1. ===========================
    
  2. Django 1.6.11 release notes
    
  3. ===========================
    
  4. 
    
  5. *March 18, 2015*
    
  6. 
    
  7. Django 1.6.11 fixes two security issues in 1.6.10.
    
  8. 
    
  9. Denial-of-service possibility with ``strip_tags()``
    
  10. ===================================================
    
  11. 
    
  12. Last year :func:`~django.utils.html.strip_tags`  was changed to work
    
  13. iteratively. The problem is that the size of the input it's processing can
    
  14. increase on each iteration which results in an infinite loop in
    
  15. ``strip_tags()``. This issue only affects versions of Python that haven't
    
  16. received :bpo:`a bugfix in HTMLParser <20288>`; namely Python < 2.7.7 and
    
  17. 3.3.5. Some operating system vendors have also backported the fix for the
    
  18. Python bug into their packages of earlier versions.
    
  19. 
    
  20. To remedy this issue, ``strip_tags()`` will now return the original input if
    
  21. it detects the length of the string it's processing increases. Remember that
    
  22. absolutely NO guarantee is provided about the results of ``strip_tags()`` being
    
  23. HTML safe. So NEVER mark safe the result of a ``strip_tags()`` call without
    
  24. escaping it first, for example with :func:`~django.utils.html.escape`.
    
  25. 
    
  26. Mitigated possible XSS attack via user-supplied redirect URLs
    
  27. =============================================================
    
  28. 
    
  29. Django relies on user input in some cases (e.g.
    
  30. ``django.contrib.auth.views.login()`` and :doc:`i18n </topics/i18n/index>`)
    
  31. to redirect the user to an "on success" URL. The security checks for these
    
  32. redirects (namely ``django.utils.http.is_safe_url()``) accepted URLs with
    
  33. leading control characters and so considered URLs like ``\x08javascript:...``
    
  34. safe. This issue doesn't affect Django currently, since we only put this URL
    
  35. into the ``Location`` response header and browsers seem to ignore JavaScript
    
  36. there.

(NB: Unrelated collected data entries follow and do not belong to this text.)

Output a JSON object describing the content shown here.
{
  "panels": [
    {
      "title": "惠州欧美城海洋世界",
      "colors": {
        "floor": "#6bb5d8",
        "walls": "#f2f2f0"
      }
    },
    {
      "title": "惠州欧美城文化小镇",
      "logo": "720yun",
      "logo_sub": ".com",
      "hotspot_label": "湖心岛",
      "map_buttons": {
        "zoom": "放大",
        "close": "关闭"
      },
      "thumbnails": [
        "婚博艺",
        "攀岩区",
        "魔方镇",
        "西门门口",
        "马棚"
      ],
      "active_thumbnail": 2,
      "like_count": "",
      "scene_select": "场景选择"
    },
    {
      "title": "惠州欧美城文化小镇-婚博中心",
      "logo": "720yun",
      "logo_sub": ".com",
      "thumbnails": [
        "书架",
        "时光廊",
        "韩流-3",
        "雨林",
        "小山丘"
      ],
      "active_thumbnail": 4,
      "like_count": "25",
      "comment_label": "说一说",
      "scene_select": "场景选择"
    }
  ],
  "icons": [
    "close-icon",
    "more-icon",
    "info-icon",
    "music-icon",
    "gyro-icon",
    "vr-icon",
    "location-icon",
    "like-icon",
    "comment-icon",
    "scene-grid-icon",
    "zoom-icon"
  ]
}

Browsers we tested also treat URLs prefixed with control characters such
    
  37. as ``%08//example.com`` as relative paths so redirection to an unsafe target
    
  38. isn't a problem either.
    
  39. 
    
  40. However, if a developer relies on ``is_safe_url()`` to
    
  41. provide safe redirect targets and puts such a URL into a link, they could
    
  42. suffer from an XSS attack as some browsers such as Google Chrome ignore control
    
  43. characters at the start of a URL in an anchor ``href``.